Disclosures: This game is developed by Bioware and published by EA. It is currently available on XBO/X/S, PS4/5, and PC. This copy of the game was obtained via publisher and reviewed on the PS5. Approximately 95 hours of play were devoted to the single-player mode, and the games were completed. There are no multiplayer modes.

Parents: According to the ESRB, these games are rated and contain Blood, Drug Reference, Partial Nudity, Sexual Content, Strong Language, Use of Alcohol, and Violence. The official description reads as follows: This is a compilation of three action role-playing games in which players assume the role of Commander Shepard as he/she leads a mission to save the galaxy from a race of powerful mechanical beings known as the Reapers. From a third-person perspective, players traverse the galaxy exploring planets, interact with characters, and engage in combat against enemy forces. Players use futuristic machine guns, shotguns, assault rifles, and bionics abilities (e.g., lift, statis, warp) to defeat human enemies and alien creatures in frenetic combat. Enemies sometimes emit splashes of blood when hit, resulting in bloodstains on characters and the environment. Cutscenes depict additional acts of violence: a close-up of an alien shooting himself in the head; a character executed at close range. As players progress through the game, they can engage in romantic relationships with others; cutscenes depict characters embracing, kissing, and caressing each other on a bed—sexual activity is implied. Characters are sometimes seen nude, with exposed buttocks and partially exposed breasts. The game contains story elements that reference drugs (e.g., “Narcotics flooded my veins when I attacked,” “the Cartel are a bunch of dirty drug pushers,” and “This deal is too important to have a drug addict negotiating it.”). One sequence depicts players’ character engaging in a drinking contest; another scene shows the central character repeatedly drinking alcohol at bar, then passing out. The words “f*k” and “sht” are heard in the dialogue.
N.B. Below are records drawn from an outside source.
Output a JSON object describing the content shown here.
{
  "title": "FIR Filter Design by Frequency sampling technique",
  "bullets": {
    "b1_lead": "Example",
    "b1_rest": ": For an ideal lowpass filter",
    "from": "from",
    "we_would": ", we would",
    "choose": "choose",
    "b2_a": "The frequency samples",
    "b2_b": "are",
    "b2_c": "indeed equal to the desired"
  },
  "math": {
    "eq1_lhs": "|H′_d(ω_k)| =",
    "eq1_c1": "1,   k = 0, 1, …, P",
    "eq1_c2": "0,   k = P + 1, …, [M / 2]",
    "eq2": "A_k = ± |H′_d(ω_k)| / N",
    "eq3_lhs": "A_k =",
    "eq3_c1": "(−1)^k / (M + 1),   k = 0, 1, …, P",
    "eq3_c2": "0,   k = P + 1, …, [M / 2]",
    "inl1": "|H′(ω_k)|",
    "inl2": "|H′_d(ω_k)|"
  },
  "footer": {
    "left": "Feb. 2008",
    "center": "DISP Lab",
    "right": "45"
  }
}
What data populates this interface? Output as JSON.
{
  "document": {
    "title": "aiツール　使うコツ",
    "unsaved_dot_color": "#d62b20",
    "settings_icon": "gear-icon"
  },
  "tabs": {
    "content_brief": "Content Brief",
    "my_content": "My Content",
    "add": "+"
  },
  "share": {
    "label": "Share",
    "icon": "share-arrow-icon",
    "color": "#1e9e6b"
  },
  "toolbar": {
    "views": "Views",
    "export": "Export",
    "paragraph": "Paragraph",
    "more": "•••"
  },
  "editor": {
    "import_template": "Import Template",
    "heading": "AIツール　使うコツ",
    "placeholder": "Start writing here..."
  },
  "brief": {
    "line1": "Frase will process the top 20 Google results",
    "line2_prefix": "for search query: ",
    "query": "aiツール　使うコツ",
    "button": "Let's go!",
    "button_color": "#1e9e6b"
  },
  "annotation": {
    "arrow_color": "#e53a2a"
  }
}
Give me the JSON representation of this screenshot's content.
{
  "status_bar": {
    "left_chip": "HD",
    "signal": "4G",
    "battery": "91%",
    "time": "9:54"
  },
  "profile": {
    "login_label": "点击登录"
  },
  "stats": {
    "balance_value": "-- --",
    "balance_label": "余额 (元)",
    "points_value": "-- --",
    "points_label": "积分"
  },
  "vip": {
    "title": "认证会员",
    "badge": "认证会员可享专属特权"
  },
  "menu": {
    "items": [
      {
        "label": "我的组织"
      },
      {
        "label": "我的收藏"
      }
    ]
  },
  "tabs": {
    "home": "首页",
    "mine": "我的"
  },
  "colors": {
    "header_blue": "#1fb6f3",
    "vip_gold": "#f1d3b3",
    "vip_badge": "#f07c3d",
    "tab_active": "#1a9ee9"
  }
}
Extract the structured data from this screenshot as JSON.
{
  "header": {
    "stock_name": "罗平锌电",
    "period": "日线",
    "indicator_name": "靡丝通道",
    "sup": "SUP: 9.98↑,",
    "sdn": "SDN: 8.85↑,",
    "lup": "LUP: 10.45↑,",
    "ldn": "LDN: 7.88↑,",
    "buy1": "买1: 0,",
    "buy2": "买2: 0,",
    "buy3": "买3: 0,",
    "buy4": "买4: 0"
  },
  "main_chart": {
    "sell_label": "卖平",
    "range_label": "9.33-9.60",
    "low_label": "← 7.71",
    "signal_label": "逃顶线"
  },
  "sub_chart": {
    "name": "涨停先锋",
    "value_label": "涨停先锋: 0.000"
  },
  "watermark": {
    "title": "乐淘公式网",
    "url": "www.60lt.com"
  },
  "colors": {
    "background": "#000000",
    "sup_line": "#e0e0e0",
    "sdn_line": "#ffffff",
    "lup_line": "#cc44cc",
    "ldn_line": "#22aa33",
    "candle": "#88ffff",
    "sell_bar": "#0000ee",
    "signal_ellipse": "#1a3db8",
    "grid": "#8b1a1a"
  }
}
Colorblind Modes: There are no colorblind modes available.

Deaf & Hard of Hearing Gamers: This game offers subtitles. The subtitles can be altered and resized. No audio cues are needed for gameplay, so I’d say this is fully accessible.

Remappable Controls: No, this game’s controls are not remappable on console, although there is a ‘southpaw’ option in the controller layout. PC does give the option to remap controls on the keyboard or gamepad.